Note he requests that the case be looked into by the House Judiciary Committee. This is almost certainly because the House is controlled by Republicans, unlike the Senate.
posted by jedicus at 7:36 AM on October 26, 2011 [2 favorites]


Peter Roff is a contributing editor at U.S. News & World Report. A former senior political writer for United Press International, he is currently a senior fellow at the Institute for Liberty and at Let Freedom Ring, a non-partisan public policy organization.
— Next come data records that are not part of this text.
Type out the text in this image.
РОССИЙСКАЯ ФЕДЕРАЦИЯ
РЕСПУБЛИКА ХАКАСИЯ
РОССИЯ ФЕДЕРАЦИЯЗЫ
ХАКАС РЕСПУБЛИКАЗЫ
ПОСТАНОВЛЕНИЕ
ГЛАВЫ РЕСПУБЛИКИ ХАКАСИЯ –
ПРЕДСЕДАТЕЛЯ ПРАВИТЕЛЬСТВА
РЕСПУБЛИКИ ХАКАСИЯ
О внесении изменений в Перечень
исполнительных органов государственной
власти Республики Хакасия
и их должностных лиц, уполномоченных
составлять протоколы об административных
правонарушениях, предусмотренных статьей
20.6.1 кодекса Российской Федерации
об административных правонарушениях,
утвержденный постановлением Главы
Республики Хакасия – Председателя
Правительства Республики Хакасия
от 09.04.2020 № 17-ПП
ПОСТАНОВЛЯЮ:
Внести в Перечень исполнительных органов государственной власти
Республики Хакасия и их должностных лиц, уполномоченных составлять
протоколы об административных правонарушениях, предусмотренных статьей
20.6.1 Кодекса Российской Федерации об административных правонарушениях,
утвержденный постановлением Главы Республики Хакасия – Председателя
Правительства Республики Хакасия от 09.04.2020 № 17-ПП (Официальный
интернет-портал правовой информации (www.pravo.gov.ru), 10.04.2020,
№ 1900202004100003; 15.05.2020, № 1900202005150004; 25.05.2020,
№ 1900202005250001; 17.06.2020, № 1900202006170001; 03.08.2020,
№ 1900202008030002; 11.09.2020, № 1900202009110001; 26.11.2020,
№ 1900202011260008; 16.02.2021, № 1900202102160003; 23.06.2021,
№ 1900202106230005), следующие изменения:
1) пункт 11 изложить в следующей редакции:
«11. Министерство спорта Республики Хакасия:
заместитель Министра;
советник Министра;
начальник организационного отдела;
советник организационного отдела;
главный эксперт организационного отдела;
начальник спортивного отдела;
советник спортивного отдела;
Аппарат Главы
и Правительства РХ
His writing has also appeared on Fox News' Fox Forum.

United Press International: also known as Unification Church cult of Sun Myung Moon.

Institute for Liberty: a DC think tank most recently involved in promoting the ideas that government healthcare is a faulty system.

Let Freedom Ring: a "non-partisan" organization set up with $1 million in conservative funding in 2004 to.... promote the Iraq war and the re-election of George W. Bush

Fox News: yeah.


I'm sorry, something something about conflicts of interest.
posted by XQUZYPHYR at 7:37 AM on October 26, 2011 [6 favorites]


What if we switched the parlance from 'anti-choice' to 'anti-freedom?' I think it would maximize right-wing cognitive dissonance. (Because they hate us for our freedom, right?)
posted by kaibutsu at 7:38 AM on October 26, 2011


Judge Black could have the necessary distance to render an impartial verdict, but simply donning a rob does not make one impartial.
posted by jeffburdges at 7:38 AM on October 26, 2011


Was the OP so frothing at the mouth with excitement over posting this steaming pile of turd that he/she couldn't even proofread?
posted by spicynuts at 7:40 AM on October 26, 2011 [1 favorite]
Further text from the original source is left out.